At a recent press conference, Hong Kong Journalism Association chairperson, Chris Yeung Kin-hing, said editorial freedom is being eroded by government priorities on national security and sovereignty.
In July, when the Security Bureau proposed a ban on the Hong Kong National Party (HKNP), a pro-independence political party, they used media reports as evidence against HKNP. Yeung mentioned when these things occur repeatedly, reporters feel pressure in covering politically sensitive issues, leading to self-censorship.
Around the same time in July, Hong Kong’s Obscene Articles Tribunal determined Haruki Murakami’s latest book Killing Commendatore to be obscene, a ruling that means the book cannot be sold or borrow at a library by anyone under 18 years old, and that bookstores must sell the book with its cover wrapped and warnings of its content displayed prominently.
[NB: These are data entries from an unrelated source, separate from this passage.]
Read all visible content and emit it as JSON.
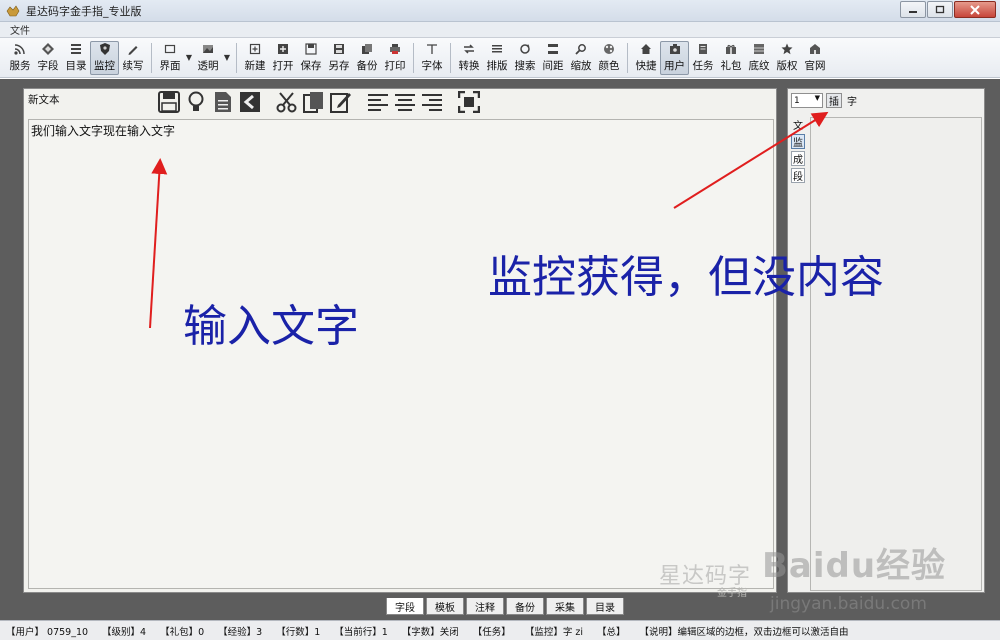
{
  "window": {
    "title": "星达码字金手指_专业版"
  },
  "menu": {
    "items": [
      "文件"
    ]
  },
  "toolbar": {
    "groups": [
      [
        "服务",
        "字段",
        "目录",
        "监控",
        "续写"
      ],
      [
        "界面",
        "透明"
      ],
      [
        "新建",
        "打开",
        "保存",
        "另存",
        "备份",
        "打印"
      ],
      [
        "字体"
      ],
      [
        "转换",
        "排版",
        "搜索",
        "间距",
        "缩放",
        "颜色"
      ],
      [
        "快捷",
        "用户",
        "任务",
        "礼包",
        "底纹",
        "版权",
        "官网"
      ]
    ],
    "active": [
      "监控",
      "用户"
    ]
  },
  "editor": {
    "doc_title": "新文本",
    "content": "我们输入文字现在输入文字",
    "icons": [
      "save-icon",
      "lightbulb-icon",
      "document-icon",
      "back-arrow-icon",
      "cut-icon",
      "copy-icon",
      "edit-icon",
      "align-left-icon",
      "align-center-icon",
      "align-right-icon",
      "fullscreen-icon"
    ]
  },
  "watermark": {
    "main": "星达码字",
    "sub": "金手指"
  },
  "side": {
    "select_value": "1",
    "insert_label": "插",
    "char_label": "字",
    "tabs": [
      "文",
      "监",
      "成",
      "段"
    ]
  },
  "bottom_tabs": {
    "items": [
      "字段",
      "模板",
      "注释",
      "备份",
      "采集",
      "目录"
    ],
    "active": "字段"
  },
  "status": {
    "items": [
      "【用户】 0759_10",
      "【级别】4",
      "【礼包】0",
      "【经验】3",
      "【行数】1",
      "【当前行】1",
      "【字数】关闭",
      "【任务】",
      "【监控】字 zi",
      "【总】",
      "【说明】编辑区域的边框，双击边框可以激活自由"
    ]
  },
  "annotations": {
    "left": "输入文字",
    "right": "监控获得，但没内容"
  },
  "baidu": {
    "logo": "Baidu经验",
    "url": "jingyan.baidu.com"
  },
  "colors": {
    "annotation": "#1a22a8",
    "arrow": "#e01e1e",
    "workspace": "#5d5d5d"
  }
}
President of PEN Hong Kong, Jason Y Ng, told the Guardian that “for a place that holds itself out as Asia’s world city, the Hong Kong authorities’ views toward sexuality and the literary treatment of it are archaic.”
The ruling also caused Killing Commendatore to be pulled from booths at the Hong Kong Book Fair, an event that is meant to celebrate the freedom of reading and the diversity of books.
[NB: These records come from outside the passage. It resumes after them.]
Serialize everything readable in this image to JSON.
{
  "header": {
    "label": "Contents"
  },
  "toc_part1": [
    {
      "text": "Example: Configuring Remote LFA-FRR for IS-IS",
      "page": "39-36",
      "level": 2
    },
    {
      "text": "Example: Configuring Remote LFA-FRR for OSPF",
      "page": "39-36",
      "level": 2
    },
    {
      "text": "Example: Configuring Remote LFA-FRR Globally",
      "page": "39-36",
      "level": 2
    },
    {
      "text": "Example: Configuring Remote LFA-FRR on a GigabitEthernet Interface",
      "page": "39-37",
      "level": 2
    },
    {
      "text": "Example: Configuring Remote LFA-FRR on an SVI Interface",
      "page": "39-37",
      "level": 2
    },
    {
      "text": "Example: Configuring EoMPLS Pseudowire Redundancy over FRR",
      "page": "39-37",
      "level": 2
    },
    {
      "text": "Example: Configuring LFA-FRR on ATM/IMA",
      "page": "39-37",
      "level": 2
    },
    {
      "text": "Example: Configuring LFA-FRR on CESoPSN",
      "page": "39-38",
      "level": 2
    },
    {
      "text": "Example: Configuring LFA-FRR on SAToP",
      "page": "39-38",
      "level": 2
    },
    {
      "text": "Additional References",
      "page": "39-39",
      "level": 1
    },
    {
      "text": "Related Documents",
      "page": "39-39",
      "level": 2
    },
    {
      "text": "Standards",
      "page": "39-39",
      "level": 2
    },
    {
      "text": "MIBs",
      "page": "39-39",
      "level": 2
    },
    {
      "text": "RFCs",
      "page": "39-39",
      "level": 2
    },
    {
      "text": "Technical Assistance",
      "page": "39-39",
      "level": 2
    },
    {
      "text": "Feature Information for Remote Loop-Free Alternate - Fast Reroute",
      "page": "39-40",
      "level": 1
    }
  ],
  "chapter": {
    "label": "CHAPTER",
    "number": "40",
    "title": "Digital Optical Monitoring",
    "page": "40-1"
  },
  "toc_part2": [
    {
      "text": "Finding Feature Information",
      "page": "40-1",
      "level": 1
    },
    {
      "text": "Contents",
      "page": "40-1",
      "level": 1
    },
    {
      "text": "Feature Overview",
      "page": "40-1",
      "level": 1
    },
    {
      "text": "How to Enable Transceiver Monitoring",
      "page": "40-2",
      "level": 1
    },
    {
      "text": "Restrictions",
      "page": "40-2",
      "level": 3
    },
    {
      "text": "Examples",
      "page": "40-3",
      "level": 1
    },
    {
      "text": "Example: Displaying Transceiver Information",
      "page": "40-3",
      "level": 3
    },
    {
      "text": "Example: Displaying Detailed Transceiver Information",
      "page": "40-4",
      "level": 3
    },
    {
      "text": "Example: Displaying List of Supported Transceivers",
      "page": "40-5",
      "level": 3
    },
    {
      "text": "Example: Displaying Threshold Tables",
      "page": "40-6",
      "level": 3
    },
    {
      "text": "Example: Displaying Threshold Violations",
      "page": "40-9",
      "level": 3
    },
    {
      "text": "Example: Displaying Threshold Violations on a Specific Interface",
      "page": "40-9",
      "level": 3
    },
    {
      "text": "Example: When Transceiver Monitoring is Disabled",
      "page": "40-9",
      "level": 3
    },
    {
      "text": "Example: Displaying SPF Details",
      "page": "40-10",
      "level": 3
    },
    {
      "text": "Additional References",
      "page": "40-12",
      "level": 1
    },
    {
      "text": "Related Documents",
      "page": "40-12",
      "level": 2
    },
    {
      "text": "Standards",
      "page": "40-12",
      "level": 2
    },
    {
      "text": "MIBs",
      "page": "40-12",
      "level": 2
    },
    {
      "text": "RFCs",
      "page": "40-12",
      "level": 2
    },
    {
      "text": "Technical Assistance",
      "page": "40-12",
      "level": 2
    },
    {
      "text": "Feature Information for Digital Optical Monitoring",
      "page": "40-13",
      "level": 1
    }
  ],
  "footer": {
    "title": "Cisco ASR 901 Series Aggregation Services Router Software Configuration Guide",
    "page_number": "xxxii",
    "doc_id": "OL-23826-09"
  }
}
This was on the heels of Anti-LGBTIA+ groups in Hong Kong successfully getting 10 LGBTQIA+ positive and neutral children’s books removed from their normal selection and placed in a “closed section” where they can only be accessed by children with a parent’s guidance. The books in question were titles like Mommy, Mama, and Me and Tango Makes Three a popular picture book about gay penguins parenting. The neutral books in question don’t necessarily promote homosexuality, but did acknowledge it’s existence, with titles like The Family Book and books that address gender identity with small children like The Boy in the Dress.
This decision directly violates the UNESCO Public Library Manifesto that Hong Kong libraries follow. The manifesto says that libraries should provide “free and unlimited access to knowledge, thought, culture and information.”
Hong Kong has previously been considered one of the more LGBTQIA+ friendly places in Asia, making this decision all the more worrisome. Rachael Jolley, editor of Index on Censorship, said the recent restrictions “appear to be part of a worrying trend in China to be more restrictive about how sex is portrayed in books, and what is ‘allowed’.”